Finanzgericht München: Urteil vom 21.01.1995 – 1 K 1250/93

Diese Entscheidung enthält keinen zur Veröffentlichung bestimmten Leitsatz.


1 K 1250/93

Finanzgericht München

IM NAMEN DES VOLKES

URTEIL

In der Streitsache XXX

wegen
Einkommensteuer 1989 und 1990
hat das Finanzgericht München, 1. Senat, durch XXX
ohne mündliche Verhandlung am 21.6.1995 für Recht" erkannt:

1. Die Einkommensteuerbescheide 1989 und 1990 vom .1992 werden in der Weise geändert, daß die Einkommensteuer 1989 auf DM und die Einkommensteuer 1990 auf DM herabgesetzt wird.

2. Die Kosten des Verfahrens trägt der Beklagte.

3. Das Urteil ist im Kostenpunkt für die Klägerin vorläufig vollstreckbar. Der Beklagte darf durch Sicherheitsleistung in Höhe der zu erstattenden Kosten der Klägerin die Vollstreckung abwenden, wenn nicht die Klägerin vor der Vollstreckung Sicherheit in derselben Höhe leistet.

Rechtsmittelbelehrung XXX

Tatbestand:

Streitig ist, ob Aufwendungen für Fahrten zwischen einer weiter entfernt Iiegenden zweiten Wohnung und der Arbeitsstätte als Werbungskosten abziehbar sind.

Die Klägerin (Klin) ist von Beruf Kinderkrankenschwester. Geboren ist sie am 5.1958. Seit 1988 wohnt sie in M. Bevor sie nach M zog, wohnte sie im Haus ihrer Mutter in R Ortsteil (N).
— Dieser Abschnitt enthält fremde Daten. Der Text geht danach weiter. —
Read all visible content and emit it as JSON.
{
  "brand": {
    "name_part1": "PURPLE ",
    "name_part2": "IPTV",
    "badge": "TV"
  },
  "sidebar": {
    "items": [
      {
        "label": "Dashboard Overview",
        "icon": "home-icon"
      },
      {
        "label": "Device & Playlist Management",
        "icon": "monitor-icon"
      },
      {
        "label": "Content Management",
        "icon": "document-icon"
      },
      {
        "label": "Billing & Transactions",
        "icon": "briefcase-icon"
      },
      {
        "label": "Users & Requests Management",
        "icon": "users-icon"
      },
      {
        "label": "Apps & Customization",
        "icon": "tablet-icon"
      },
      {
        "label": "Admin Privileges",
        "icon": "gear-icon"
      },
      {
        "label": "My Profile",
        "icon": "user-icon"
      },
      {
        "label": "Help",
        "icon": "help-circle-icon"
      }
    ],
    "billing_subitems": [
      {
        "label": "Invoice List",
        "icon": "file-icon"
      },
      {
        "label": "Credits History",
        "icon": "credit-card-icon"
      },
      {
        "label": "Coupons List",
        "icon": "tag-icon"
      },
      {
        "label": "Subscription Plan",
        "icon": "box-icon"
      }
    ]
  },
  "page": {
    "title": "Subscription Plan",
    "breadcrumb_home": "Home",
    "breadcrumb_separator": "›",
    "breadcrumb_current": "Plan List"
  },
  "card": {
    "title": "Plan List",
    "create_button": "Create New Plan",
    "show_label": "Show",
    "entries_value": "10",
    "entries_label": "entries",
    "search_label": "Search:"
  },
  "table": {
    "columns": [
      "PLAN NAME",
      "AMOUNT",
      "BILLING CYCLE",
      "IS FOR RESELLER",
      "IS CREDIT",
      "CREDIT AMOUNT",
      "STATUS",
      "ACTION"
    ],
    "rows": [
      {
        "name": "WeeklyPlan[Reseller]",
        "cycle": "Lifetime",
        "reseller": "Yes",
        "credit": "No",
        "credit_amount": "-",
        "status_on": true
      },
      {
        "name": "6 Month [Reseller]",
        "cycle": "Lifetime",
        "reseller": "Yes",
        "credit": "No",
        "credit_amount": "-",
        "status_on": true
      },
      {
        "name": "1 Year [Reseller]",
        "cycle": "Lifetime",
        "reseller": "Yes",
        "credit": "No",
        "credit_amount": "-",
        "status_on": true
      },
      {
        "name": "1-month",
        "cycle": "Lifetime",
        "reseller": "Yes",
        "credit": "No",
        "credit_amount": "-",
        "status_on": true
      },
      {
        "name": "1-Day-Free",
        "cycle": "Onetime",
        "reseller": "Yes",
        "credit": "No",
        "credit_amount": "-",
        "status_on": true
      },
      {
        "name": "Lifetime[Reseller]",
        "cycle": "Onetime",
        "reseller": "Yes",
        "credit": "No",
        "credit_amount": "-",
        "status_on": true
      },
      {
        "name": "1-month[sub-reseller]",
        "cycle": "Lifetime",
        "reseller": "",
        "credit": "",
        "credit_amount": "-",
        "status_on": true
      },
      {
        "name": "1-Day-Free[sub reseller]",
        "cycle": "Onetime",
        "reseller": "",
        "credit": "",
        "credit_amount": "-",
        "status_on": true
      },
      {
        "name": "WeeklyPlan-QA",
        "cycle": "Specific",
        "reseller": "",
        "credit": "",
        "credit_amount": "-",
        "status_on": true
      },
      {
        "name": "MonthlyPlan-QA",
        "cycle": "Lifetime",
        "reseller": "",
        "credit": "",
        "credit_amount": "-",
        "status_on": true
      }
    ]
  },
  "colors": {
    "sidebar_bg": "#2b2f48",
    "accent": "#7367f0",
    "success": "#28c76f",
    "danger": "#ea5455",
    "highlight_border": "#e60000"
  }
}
N ist ein kleiner Ort mit ca. 800 Einwohnern und von der Arbeitsstätte in M 500 km entfernt. In den Streitjahren hatte die Klin in N noch ihren gesamten Freundes- und Bekanntenkreis. Für ein Kind aus diesem Kreis ist sie die Patentante. Außerdem ist sie seit 1989 Mitglied im Gesangsverein des Ortes. Im Haus ihrer Mutter stand ihr in den Streitjahren unentgeltlich ein Zimmer mit Waschgelegenheit zur Verfügung. Da die verwitwete Mutter lediglich eine geringe Rente bezog, wurde sie von der Klin sowie einer Schwester mit monatlich jeweils 300 DM (1989) bzw. 350 DM (1990) unterstützt. Die Klin kam damit einer Unterhaltsverpflichtung nach. Während ihrer Aufenthalte in N betreute die Klin eine weitere Schwester, die querschnittsgelähmt und geistig behindert ist. Sie unterstützte damit ihre Mutter und die gesunde Schwester, die sich während der übrigen Zeit in der Pflege abwechselten. Zu dieser Tätigkeit fühlte sich die Klin sittlich verpflichtet. Weil der Vater schon früh verstorben war, war der Zusammenhalt in der Familie besonders groß. In den Streitjahren hielt sich die Klein. zu den folgenden Zeiten in N auf:

1989 / 1990
5.1. - 9.1.1989 5 Tage / 1.1.- 2.1.1990 2 Tage
24.3.- 28.3.1989 5 Tage / 25.1. - 11.2.1990 18 Tage
28.4. - 21.5.1989 24 Tage / 7.4. - 9.4.1990 3 Tage
17.6. - 19.6.1989 3 Tage / 28.4. - 6.5.1990 9 Tage
19.8. - 21.8.1989 3 Tage / 1.6. ? 5.6.1990 5 Tage
3.11. - 6.11.1989 4 Tage / 14.7. - 22.7.1990 9 Tage
2.12. - 3.12.1989 2 Tage / 14.8. - 19.8.1990 6 Tage
22.12. - 31.12.1989 10 Tage / 28.9. - 30.9.1990 3 Tage
Gesamt: 56 Tage / 23.11. - 26.11.1990 4 Tage
/ 23.12. - 31.12.1990 9 Tage
/ Gesamt: 68 Tage

Wegen der mit der großen Entfernung verbundenen Fahrtkosten hielt sich die Klin hinsichtlich der Häufigkeit der Fahrten zurück. Stattdessen verlängerte sie den jeweiligen Aufenthalt in N regelmäßig durch einige Urlaubstage. Teilweise. hatte. die Klin Wochenendeinsätze, so daß sie auch aus diesem Grund nicht in der Lage war, jedes Wochenende nach N zu fahren. Unbestritten ist, daß die Klin weniger als die Hälfte ihrer freien Tage in N verbrachte. Unter Zugrundelegung von jährlich 220 Arbeitstagen errechneten die Beteiligten hierfür im Einspruchsverfahren einen Anteil von 38 % (56: 145) im Jahr 1989 bzw. 47 % (68:143) im Jahr 1990.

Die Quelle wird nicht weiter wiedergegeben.